A oltre vent’anni di distanza, il regista Frank Pierson mette in scena la terza versione di “A star is born” apportando un drastico cambiamento alla trama: proprio come nel film con Lady Gaga, il racconto non è ambientato a Hollywood, bensì nel mondo della musica. Una trovata intelligente per evitare almeno in parte il confronto con il suo predecessore, ma anche e soprattutto per raccontare al meglio l’atmosfera degli anni settanta. Il personaggio di Kristofferson, con la sua vita sregolata, ricalca infatti le figure di Jim Morrison e Jimi Hendrix, mentre la figura di Esther Hoffman riflette la nuova consapevolezza di sé che le donne avevano acquisito in quel periodo. La Esther della Streisand ha uno spirito deciso e indipendente e lo dimostra nel momento in cui rifiuta di presentarsi al pubblico con un nome d’arte (come invece era accaduto nelle versioni precedenti) e di piegarsi ai compromessi dello show business.

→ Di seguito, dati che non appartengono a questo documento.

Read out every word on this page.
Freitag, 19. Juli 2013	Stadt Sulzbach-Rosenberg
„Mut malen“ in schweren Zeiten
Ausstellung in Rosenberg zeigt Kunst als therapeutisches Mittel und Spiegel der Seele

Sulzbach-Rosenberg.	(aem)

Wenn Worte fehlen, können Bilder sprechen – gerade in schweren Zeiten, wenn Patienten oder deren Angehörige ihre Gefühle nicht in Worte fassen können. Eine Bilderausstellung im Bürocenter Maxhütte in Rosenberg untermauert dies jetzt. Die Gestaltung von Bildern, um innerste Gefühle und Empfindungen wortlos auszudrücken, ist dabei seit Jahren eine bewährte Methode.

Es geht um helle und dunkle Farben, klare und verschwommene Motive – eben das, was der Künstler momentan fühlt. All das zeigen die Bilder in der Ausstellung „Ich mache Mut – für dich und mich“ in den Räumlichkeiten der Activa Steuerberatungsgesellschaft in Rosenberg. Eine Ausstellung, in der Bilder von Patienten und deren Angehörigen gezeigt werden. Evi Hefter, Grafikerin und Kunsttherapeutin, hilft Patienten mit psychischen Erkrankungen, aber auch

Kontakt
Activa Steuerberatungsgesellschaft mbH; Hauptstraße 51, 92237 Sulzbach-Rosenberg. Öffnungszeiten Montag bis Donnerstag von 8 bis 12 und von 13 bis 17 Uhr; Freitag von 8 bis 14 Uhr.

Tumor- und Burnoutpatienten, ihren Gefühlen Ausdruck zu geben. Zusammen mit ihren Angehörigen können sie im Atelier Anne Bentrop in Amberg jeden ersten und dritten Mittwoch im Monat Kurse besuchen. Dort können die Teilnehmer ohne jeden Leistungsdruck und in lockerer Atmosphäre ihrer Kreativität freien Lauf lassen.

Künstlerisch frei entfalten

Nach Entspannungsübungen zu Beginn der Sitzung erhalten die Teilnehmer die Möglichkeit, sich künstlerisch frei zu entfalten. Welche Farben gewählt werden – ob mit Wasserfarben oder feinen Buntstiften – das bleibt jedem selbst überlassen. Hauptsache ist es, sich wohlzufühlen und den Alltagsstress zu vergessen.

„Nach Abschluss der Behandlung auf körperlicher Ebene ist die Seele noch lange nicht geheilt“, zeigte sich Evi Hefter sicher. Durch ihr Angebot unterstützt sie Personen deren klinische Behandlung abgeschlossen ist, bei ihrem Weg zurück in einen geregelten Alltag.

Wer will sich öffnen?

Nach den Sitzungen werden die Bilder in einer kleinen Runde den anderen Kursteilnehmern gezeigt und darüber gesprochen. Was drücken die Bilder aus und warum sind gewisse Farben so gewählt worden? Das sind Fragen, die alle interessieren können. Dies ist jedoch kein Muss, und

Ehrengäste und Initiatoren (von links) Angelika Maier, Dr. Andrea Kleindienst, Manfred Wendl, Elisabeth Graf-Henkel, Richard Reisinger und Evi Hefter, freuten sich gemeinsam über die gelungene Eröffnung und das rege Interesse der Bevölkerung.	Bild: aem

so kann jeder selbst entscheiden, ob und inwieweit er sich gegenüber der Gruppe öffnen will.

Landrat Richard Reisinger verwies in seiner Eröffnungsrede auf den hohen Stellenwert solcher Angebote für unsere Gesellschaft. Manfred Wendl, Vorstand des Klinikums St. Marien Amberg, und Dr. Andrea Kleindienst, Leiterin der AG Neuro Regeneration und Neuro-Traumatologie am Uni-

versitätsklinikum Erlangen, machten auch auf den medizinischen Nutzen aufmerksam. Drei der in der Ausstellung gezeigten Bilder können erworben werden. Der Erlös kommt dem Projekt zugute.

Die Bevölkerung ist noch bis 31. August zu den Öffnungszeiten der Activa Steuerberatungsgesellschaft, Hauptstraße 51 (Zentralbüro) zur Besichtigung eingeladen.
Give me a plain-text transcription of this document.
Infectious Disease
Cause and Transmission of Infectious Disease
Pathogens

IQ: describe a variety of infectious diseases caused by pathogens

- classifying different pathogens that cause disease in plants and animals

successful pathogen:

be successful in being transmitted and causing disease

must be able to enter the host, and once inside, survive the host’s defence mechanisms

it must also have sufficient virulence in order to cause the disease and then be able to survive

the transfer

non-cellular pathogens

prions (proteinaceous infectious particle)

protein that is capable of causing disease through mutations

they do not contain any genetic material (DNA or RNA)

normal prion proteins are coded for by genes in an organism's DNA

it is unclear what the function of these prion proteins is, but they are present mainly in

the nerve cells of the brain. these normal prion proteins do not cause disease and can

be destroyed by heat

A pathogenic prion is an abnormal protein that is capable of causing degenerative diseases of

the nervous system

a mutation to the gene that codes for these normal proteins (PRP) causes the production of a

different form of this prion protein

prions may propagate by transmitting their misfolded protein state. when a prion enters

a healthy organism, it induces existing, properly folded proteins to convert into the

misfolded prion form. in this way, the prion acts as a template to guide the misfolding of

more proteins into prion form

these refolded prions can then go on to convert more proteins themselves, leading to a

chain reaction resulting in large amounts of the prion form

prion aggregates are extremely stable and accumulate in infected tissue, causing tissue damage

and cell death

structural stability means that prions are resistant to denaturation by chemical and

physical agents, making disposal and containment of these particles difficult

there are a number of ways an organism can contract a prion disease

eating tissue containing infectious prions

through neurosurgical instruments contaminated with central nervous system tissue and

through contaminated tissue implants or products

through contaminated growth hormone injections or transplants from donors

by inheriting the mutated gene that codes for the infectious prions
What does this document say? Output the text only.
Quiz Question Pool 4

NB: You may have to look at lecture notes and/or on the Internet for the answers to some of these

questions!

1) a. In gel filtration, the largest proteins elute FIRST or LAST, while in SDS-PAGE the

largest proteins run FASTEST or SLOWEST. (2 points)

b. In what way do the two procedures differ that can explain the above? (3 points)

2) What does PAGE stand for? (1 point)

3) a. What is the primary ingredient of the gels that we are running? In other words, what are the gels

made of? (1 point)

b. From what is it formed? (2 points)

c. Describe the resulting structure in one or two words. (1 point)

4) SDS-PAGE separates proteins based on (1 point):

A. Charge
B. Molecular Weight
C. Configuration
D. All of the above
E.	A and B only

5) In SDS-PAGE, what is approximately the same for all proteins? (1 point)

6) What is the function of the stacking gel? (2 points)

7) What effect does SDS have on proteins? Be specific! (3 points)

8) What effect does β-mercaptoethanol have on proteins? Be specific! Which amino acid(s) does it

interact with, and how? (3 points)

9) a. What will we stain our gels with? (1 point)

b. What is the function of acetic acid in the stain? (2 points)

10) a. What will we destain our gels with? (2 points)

Tra gli altri elementi di novità troviamo un erotismo piuttosto esplicito.
Nonostante una sceneggiatura melensa e una narrazione faticosa dovuta a un ritmo zoppicante, alla sua uscita nelle sale la pellicola è stata un grande successo di pubblico e critica: ha vinto ben cinque Golden Globe e ha ricevuto due Grammy Award per la colonna sonora, ma soprattutto ha vinto l’Oscar per la migliore canzone originale: la bellissima ballata dal titolo “Evergreen”, composta dalla stessa Streisand assieme a Paul Williams.
La versione del 2018
Accostatosi alla regia sul set di “American Sniper”, forte dell’esempio e dei preziosi consigli di Clint Eastwood, Bradley Cooper riesce nell’impresa titanica di confezionare una nuova, brillante versione di questo classico senza tempo. E’ ironico pensare che proprio Eastwood avrebbe voluto dirigere un terzo remake di “A star is Born” con protagonista Beyoncé, ma il suo progetto non ha mai visto la luce; in ogni caso il suo sostituto ha svolto ugualmente un ottimo lavoro.
Cooper sceglie come riferimento primario il film con la Streisand, ma osserva con una profondità molto maggiore il contesto dell’industria musicale. In questa versione i due protagonisti hanno nomi diversi: John Norman Howard diventa Jackson Maine e Esther Hoffman si trasforma in Ally. Cooper ha uno stile di regia vibrante, frenetico e travolgente e ha una scrupolosa cura per la messa in scena. Nonostante l’indubbia bravura di Lady Gaga (mai vista così acqua e sapone), per la prima volta la protagonista finisce spesso all’ombra del suo partner maschile e ciò è dovuto alla maggiore profondità che Cooper gli ha donato rispetto alle versioni precedenti: il nostro regista/attore ha infatti scelto di arricchire il personaggio di Jackson Maine dandogli un background esistenziale e familiare ben delineato. In più, oltre che un attore straordinario, Cooper si dimostra anche un ottimo cantante! Il cuore del film resta comunque la storia d’amore tra Jackson e Ally, che funziona perfettamente grazie alla spontanea alchimia tra i due protagonisti. Altra nota di merito: la colonna sonora (in particolar modo la canzone “Shallow”) è sensazionale, perché arricchisce l’intero film e non è un mero accessorio, come era invece nel film del 1976 in cui le canzoni spezzavano la narrazione.
Che altro dire? Non vi resta che andare a vederlo!